= Energy slave =

Term in energy economics

Relationship of energy slaves to human employees in a personnel-intensive company

Relationship of energy slaves to human employees in an energy-intensive company

An energy slave is that quantity of energy (ability to do work) which, when used to construct and drive non-human infrastructure (machines, roads, power grids, fuel, draft animals, wind-driven pumps, etc.) replaces a unit of human labor (actual work). An energy slave does the work of a person, through the consumption of energy in the non-human infrastructure.

==History==
In 1940, Buckminster Fuller was the first to use the term "energy slave" in a map in Fortune. He calculated the yield of an energy slave by taking the energy from minerals and water consumed by industry and dividing it by the energy provided by a human being. For a world population of just over two billion people (2 125 000 000 exactly), Fuller estimates that there are thirty-six billion energy slaves at the time, representing 17 per capita. In 1940, these energy slaves were not equitably distributed around the world: the United States owned twenty billion of them (54% of the world total). In 1950, Fuller revised his calculations upwards and estimated that, on average, each human holds 38 energy slaves.

In 1963, Alfred René Ubbelohde also used this concept in his book Man and Energy. In Germany, the physicist Hans-Peter Dürr used this concept. The term is also mentioned in a 1975 book and has become popular in the scientific literature.

An exhibition in Switzerland in 2001 presents a popularised definition of "energy slaves" based on the work carried out by Tourane Corbière-Nicollier under the supervision of Olivier Jolliet of the EPFL-GECOS laboratory in Lausanne. The definition given is ː "The energy slave is a unit of measurement that allows us to better understand and evaluate the consequences of our life choices. An energy slave works to produce energy 24 hours a day. He produces an average power output of 100 W (876 kWh per year)."

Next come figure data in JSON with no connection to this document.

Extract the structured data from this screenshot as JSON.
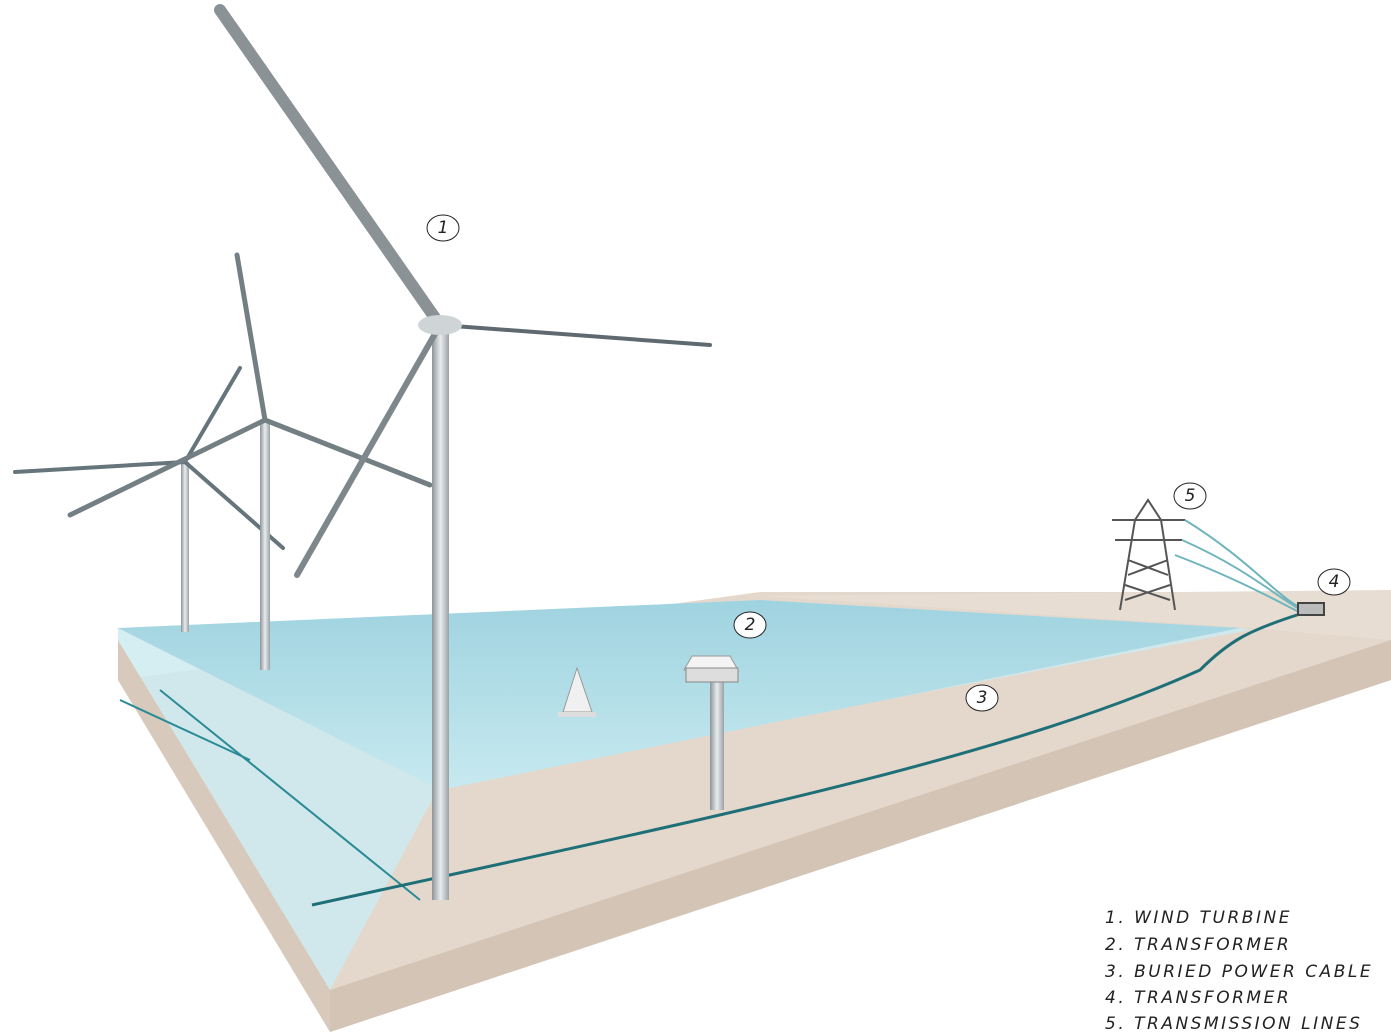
{
  "callouts": [
    "1",
    "2",
    "3",
    "4",
    "5"
  ],
  "legend": [
    "1. WIND TURBINE",
    "2. TRANSFORMER",
    "3. BURIED POWER CABLE",
    "4. TRANSFORMER",
    "5. TRANSMISSION LINES"
  ]
}
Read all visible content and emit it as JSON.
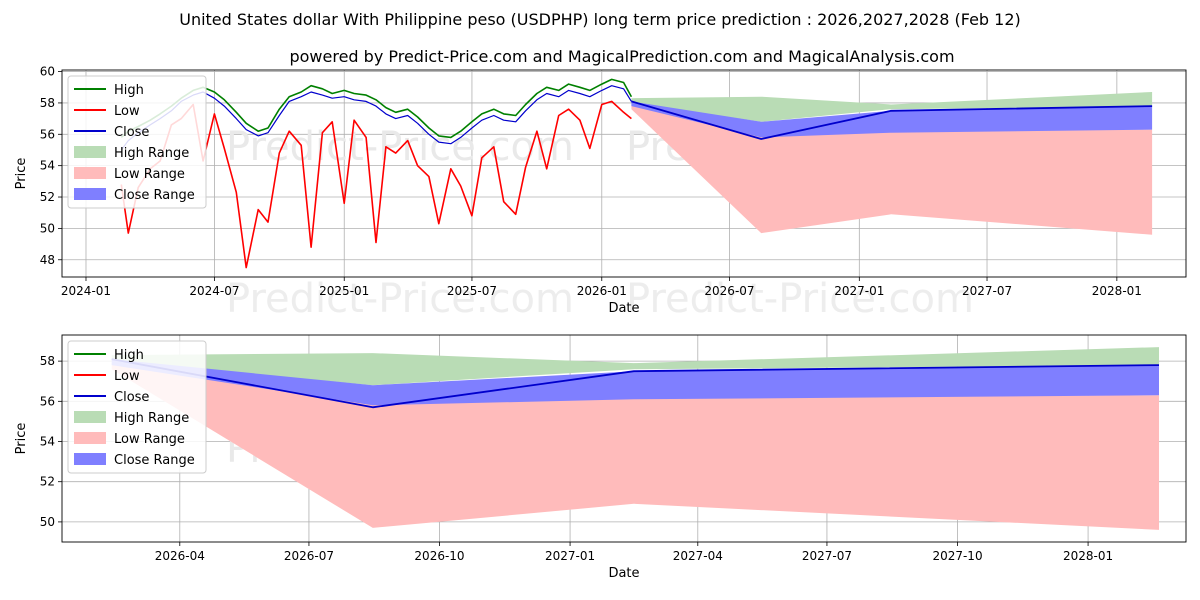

In France, the term energy slave is used by Jean-Marc Jancovici and has been studied by the historian Jean-François Mouhot. Jean-Marc Jancovici draws the following conclusion: "in a democracy: it is not only the way of life of Mr. Dassault or the Queen of England that has become unsustainable if we put ourselves in the realm of physics, but that of each and every one of us, including factory workers, cleaners and supermarket cashiers."

==Calculation method==

The number of energy slaves per capita depends on the method of calculation: either we take the average energy provided by a slave 24 hours a day, 365 days a year, or, as Fuller does, we use the mechanical energy provided by a healthy individual working 40 hours a week (or 3 kWh per week). In comparison, a litre of gasoline can provide 9kWh to run an engine for example.

==Usage==
An energy slave is used to compare the productivity of a person and the energy that would be required to produce that work in the modern, oil fuelled industrial economy, although it could be applied anywhere that labor is produced with non-human sourced energy. It does not include the ancillary costs of damage to the environment or social structures. Formally, one energy slave produces one unit of human labor through the non-human tools and energy supplied by the industrial economy, and therefore 1 ES times a constant that converts to work accomplished equal one human labor unit.

== Bibliography ==
- (fr) Jean-François Mouhot, Des esclaves énergétiques – Réflexions sur le changement climatique, Champ Vallon editions, 2011.
- (en) Andrew Nikiforuk, The Energy of Slaves : Oil and the New Servitude, Greystone Books, 17 August 2012, 272 p. (ISBN 978-1-55365-979-2, read online [archive]).
- (en) Bob Johnson, Mineral Rites : An Archaeology of the Fossil Economy, JHU Press, 26 March 2019, 256 p.